Grymn swung around to meet the skaven surge. His halberd slashed and chopped at the fiendish vermin, cutting them down like weeds. A driving blow from his blade hacked through an entire file of the creatures, tearing through their mangy fur and rotten robes. The ratkin who found themselves pitted against him squealed in fright, their eyes round with terror, but the pressure of their own frenzied comrades pushing at their backs forced them forwards. Black ratkin blood steamed against his armour and his boots slogged through a morass of skaven dead, yet still the monsters came.
A white-furred ratman arrayed in leathery robes appeared before Grymn, thrusting at him with a notched sword and a curved dagger that dripped with arcane poisons. Flecks of foam dripped from the plague priest’s fangs and its beady eyes gleamed with bestial frenzy. It slashed and hacked at him with inhuman speed and craven cunning. When Grymn parried a feint of its sword, the rat-chief would stab at him with its envenomed dagger, gouging his sigmarite plate as the enchanted poison burned the metal. Tallon flung itself at the crazed ratman, but the vermin struck the gryph-hound down with a swat of its blade, leaving the creature stunned and bloodied on the ground.

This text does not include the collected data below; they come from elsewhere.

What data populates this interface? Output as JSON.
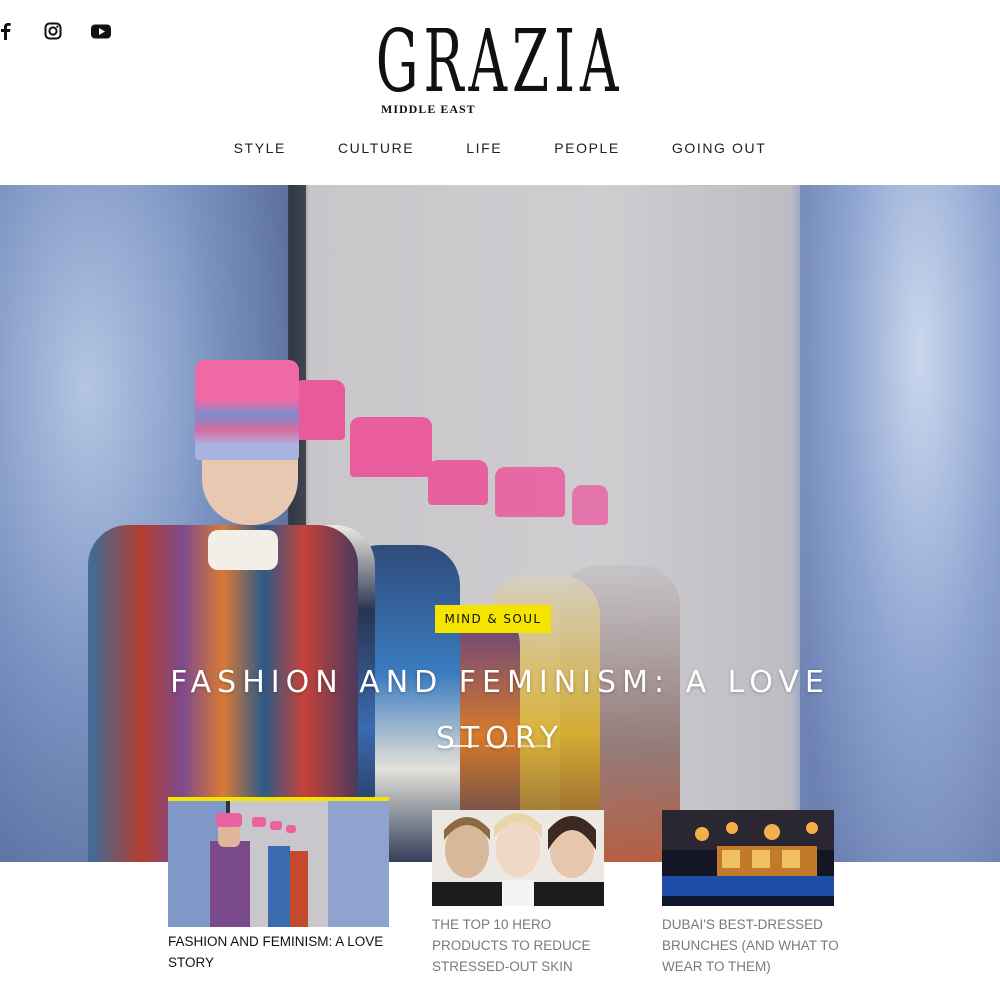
{
  "social": {
    "icons": [
      "facebook-icon",
      "instagram-icon",
      "youtube-icon"
    ]
  },
  "brand": {
    "name": "GRAZIA",
    "region": "MIDDLE EAST"
  },
  "nav": {
    "items": [
      "STYLE",
      "CULTURE",
      "LIFE",
      "PEOPLE",
      "GOING OUT"
    ]
  },
  "hero": {
    "title_line1": "FASHION AND FEMINISM: A LOVE",
    "title_line2": "STORY",
    "category": "MIND & SOUL",
    "slides_total": 3,
    "active_slide": 1
  },
  "cards": [
    {
      "title": "FASHION AND FEMINISM: A LOVE STORY",
      "active": true
    },
    {
      "title": "THE TOP 10 HERO PRODUCTS TO REDUCE STRESSED-OUT SKIN",
      "active": false
    },
    {
      "title": "DUBAI'S BEST-DRESSED BRUNCHES (AND WHAT TO WEAR TO THEM)",
      "active": false
    }
  ],
  "colors": {
    "accent": "#f5e400",
    "text": "#111111",
    "muted": "#7a7a7a"
  }
}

The larger conflict raging around Grymn faded to the edge of his awareness as his fury fixed itself on the skaven leader. In strength and skill, the vermin was laughably outmatched by the Stormcast, but its devilish nimbleness and contemptible dearth of scruples rendered it more dangerous than a more refined opponent. Its long, scaly tail slapped at his legs, trying to trip him and leave him vulnerable to the creature’s blades. Spittle flew from the ratman’s mouth, spattering across the mask of Grymn’s helm as the skaven tried to blind him.